Stagflation Part Two Dr. Doug Cardell

VIA SBINSIDER ECONOMIC GURU DOUG CARDELL, Ph.D. | June 8th, 2024

Stagflation – Part 2

In part 1, we found that the administration, along with the Congress, are the primary culprits in the increasing possibility of stagflation. The reckless spending of borrowed money has always had this sort of effect. However, the Fed bears its share of the blame for its undeserved faith in its economic models. It seems that no matter how often the models are wrong, the Fed continues to act as though they were reliable. My analysis of the Fed’s projections of the Real Personal Consumption Expenditures was the bulk of my doctoral dissertation. I found that its projections  were correct five months out of 119 tested. I discovered its estimate was within .5%—the functional limit—49 times and inaccurate to the extent that it was useless 76 times. Eight percent of the time, the Fed missed the amount of the move and predicted the move in the wrong direction, up instead of down or the reverse. The Fed was ‘right’ with sufficiently helpful accuracy only 43% of the time. There is a truism that says the definition of insanity is doing the same thing over and over and expecting different results.

Below is a graph of the difference between the Fed’s quarterly projections of the Consumer Price PI) and the Gross Domestic Product (GDP) year-over-year.

Useful projections must be within .5%. As you can see in the graph, the Fed’s projections were within this limit three times for both the CPI and the GDP in the past thirteen quarters. They were correct less than one-fourth of the time. Looking at the CPI for June 2021, you can see that their projection missed the mark by almost seven percent. The Fed’s average over this period was 2.98% for the CPI, six times beyond the limit of usefulness. It was 2.06% in the case of the GDP, four times the limit. In June 2020, well into the pandemic, when the Fed should have been aware of its effects, the Fed projected that the CPI in June 2021 would be 2.37%, and the actual CPI was 9.1%.

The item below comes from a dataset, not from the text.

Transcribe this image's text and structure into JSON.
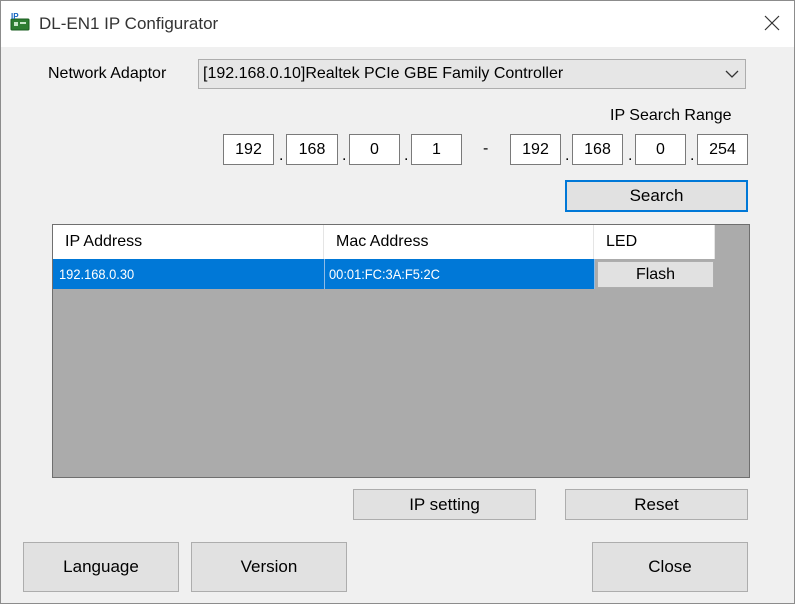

While it’s fair to say that the Fed couldn’t have predicted the Covid pandemic, that’s an inherent part of the problem. One of the factors that makes economic predictions problematic are black swans—rare events that do occur. However, the Fed made most of the projections in the graph above after the pandemic had begun, so that shouldn’t have been a significant factor. Of course, the real question is whether we are headed for a stagflation scenario right now. The simple answer is that it is just too early to tell. All the key indicators are certainly moving in that direction. As mentioned earlier, the Fed is hamstrung in its ability to prevent the economy from slipping further into a worse situation. Growth will likely continue to slow, inflation may creep up a bit more, and layoffs delayed from the pandemic will likely increase the unemployment rate. The probabilities of at least mild stagflation are better than 50-50, and more severe stagflation is possible.

The only long-term way to ensure economic stability is to stop borrowing money and spend less. 

Having a fixed budget limit would solve the problem permanently. A reasonable and responsible limit to federal spending at ten percent of GDP would solve most of our problems. If implemented today, that would mean setting the spending limit at ten percent of the 2023 GDP or 2.736 trillion dollars instead of the projected 6.5 trillion. I would add an exception for an additional five percent of GDP or 1.368 trillion expressly to pay down the debt from the current 134% of GDP until it reaches twenty-five percent of GDP. At this rate, it would take about 25 years to return the national debt to a healthy level.

You know better than to spend 33% more annually than your income, and so should your representatives.